There are three primary patterns for Vault-Kubernetes integration:

PatternHow It WorksBest For
Vault Agent InjectorSidecar injects secrets into pod filesystemExisting workloads, minimal code changes
Vault CSI ProviderMounts secrets via CSI volume driverTeams already using CSI, ephemeral secrets
Vault Secrets OperatorSyncs Vault secrets to K8s Secret objectsGitOps workflows, Helm-based deployments

I recommend the Vault Agent Injector for most teams starting out — it requires zero application code changes and integrates cleanly with any language or framework.

Setting Up Vault With Kubernetes Auth

First, Vault needs to trust your Kubernetes cluster. The Kubernetes auth method lets pods authenticate to Vault using their ServiceAccount tokens.

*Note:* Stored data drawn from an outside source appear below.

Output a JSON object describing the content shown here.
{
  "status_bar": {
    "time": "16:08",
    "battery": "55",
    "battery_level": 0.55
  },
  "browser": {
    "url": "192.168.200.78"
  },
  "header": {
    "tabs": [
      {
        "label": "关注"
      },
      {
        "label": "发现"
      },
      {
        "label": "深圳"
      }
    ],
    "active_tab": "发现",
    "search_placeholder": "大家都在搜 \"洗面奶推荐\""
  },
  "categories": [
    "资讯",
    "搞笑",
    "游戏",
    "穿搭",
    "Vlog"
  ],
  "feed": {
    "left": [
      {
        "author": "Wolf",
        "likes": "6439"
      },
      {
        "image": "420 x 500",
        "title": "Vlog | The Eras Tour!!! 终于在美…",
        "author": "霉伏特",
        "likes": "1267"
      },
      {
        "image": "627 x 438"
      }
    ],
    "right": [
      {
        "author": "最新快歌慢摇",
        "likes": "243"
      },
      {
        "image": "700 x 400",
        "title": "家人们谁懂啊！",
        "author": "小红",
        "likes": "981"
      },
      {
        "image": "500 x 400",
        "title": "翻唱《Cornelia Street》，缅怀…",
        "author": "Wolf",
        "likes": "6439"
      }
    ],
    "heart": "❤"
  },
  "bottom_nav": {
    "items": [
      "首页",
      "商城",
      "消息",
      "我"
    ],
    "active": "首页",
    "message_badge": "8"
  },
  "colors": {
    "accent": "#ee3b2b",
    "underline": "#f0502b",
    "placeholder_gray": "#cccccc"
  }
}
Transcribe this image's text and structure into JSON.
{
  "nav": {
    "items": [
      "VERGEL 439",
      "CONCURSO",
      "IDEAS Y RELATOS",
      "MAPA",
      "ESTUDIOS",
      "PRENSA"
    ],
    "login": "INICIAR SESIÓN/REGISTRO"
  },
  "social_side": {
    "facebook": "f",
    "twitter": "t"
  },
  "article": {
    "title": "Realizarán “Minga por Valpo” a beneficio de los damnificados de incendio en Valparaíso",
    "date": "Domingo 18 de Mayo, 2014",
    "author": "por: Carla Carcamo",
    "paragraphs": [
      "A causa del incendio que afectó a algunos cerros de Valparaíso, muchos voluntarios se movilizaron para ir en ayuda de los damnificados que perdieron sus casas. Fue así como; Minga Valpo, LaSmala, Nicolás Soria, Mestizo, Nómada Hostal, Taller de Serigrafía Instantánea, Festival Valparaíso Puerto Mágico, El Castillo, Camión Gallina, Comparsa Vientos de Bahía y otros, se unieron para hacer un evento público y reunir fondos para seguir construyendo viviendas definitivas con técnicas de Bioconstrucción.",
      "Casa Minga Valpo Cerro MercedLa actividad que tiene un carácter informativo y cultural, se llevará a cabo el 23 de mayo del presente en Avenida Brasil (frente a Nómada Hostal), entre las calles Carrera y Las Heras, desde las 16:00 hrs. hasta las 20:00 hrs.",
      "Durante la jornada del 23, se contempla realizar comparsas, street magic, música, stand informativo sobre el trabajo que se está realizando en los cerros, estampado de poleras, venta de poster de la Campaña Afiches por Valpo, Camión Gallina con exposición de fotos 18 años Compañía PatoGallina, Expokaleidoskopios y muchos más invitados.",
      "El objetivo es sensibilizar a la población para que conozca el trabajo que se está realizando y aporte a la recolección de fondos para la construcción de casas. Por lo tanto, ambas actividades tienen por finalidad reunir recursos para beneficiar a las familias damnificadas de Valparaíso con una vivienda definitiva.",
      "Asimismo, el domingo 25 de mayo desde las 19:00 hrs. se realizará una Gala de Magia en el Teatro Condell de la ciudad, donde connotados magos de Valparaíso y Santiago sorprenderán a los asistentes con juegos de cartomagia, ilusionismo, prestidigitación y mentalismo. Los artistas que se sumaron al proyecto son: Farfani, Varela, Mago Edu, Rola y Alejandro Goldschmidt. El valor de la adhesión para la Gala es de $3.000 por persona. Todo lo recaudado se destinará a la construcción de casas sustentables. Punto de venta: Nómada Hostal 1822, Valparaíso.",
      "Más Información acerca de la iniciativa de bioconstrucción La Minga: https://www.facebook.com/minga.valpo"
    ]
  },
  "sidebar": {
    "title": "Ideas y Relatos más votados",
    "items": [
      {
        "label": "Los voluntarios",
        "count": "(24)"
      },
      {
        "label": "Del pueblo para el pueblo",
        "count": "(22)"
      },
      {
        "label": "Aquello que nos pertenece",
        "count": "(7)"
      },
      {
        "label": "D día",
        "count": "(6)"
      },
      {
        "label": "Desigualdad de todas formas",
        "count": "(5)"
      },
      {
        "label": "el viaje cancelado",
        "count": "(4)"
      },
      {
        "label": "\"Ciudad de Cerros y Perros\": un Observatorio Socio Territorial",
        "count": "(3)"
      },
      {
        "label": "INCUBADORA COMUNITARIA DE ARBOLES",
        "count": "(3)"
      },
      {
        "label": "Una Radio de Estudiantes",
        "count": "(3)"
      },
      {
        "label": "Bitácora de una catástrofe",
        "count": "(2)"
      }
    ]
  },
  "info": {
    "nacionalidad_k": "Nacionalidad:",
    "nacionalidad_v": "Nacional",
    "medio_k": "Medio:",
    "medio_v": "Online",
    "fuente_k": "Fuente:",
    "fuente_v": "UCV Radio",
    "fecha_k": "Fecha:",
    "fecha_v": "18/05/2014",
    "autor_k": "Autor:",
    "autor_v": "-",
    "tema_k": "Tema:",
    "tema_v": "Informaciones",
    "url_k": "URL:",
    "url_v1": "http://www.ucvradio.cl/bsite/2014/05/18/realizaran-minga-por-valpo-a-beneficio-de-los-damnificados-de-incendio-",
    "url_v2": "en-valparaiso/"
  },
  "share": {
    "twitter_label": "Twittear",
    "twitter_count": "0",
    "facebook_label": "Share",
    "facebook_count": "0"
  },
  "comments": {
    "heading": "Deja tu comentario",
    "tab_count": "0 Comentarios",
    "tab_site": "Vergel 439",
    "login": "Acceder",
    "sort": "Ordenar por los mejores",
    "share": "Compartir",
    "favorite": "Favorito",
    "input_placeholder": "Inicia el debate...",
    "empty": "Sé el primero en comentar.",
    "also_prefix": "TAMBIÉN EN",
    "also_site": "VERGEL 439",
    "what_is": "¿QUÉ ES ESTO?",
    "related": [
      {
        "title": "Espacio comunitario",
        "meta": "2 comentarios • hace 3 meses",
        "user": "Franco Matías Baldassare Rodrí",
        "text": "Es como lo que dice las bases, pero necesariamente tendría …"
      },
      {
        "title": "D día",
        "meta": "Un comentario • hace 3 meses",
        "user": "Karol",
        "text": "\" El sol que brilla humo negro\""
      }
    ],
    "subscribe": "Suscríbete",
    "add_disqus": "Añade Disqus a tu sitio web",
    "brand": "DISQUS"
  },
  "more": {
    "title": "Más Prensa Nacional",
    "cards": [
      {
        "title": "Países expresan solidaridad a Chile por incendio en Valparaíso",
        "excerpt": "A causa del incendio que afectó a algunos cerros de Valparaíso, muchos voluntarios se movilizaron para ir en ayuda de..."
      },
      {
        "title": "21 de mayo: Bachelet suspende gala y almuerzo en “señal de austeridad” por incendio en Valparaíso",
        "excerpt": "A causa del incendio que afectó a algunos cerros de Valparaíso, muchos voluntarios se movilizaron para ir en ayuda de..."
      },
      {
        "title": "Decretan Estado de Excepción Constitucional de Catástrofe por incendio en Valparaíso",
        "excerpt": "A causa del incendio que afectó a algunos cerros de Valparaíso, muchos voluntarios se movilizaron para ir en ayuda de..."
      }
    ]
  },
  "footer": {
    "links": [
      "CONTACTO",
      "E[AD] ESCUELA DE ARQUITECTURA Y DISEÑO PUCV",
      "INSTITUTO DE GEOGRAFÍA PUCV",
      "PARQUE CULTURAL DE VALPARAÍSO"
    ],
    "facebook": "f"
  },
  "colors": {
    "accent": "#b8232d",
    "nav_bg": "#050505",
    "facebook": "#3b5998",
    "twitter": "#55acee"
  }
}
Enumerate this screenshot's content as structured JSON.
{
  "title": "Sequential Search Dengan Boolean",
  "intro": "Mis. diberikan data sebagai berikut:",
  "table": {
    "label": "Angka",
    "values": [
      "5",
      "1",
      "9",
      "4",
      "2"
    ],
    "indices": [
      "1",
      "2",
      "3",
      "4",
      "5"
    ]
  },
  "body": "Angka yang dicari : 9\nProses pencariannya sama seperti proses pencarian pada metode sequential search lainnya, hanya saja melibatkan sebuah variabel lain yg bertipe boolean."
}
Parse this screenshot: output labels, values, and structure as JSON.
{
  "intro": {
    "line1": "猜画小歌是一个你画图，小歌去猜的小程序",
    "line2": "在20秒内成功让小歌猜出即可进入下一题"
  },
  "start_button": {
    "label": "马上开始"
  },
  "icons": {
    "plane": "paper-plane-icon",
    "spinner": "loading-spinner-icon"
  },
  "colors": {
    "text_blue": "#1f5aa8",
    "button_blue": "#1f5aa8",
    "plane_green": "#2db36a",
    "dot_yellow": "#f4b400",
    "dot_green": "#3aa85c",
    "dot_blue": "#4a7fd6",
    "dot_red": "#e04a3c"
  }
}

Enable the auth method and configure it:

# Enable Kubernetes auth in Vault
vault auth enable kubernetes

# Configure it to talk to the K8s API
vault write auth/kubernetes/config \
  kubernetes_host="https://kubernetes.default.svc:443" \
  kubernetes_ca_cert=@/var/run/secrets/kubernetes.io/serviceaccount/ca.crt

Create a Vault policy that scopes access tightly:

# vault-policy-app-db.hcl
path "secret/data/production/db-credentials" {
  capabilities = ["read"]
}

path "secret/data/production/api-keys" {
  capabilities = ["read"]
}

# Explicitly deny listing the parent path
path "secret/data/production/*" {
  capabilities = ["deny"]
}

Notice the explicit deny. Without it, a compromised pod could enumerate every secret under the production/ path. Assume breach — scope every policy to the exact paths the workload needs.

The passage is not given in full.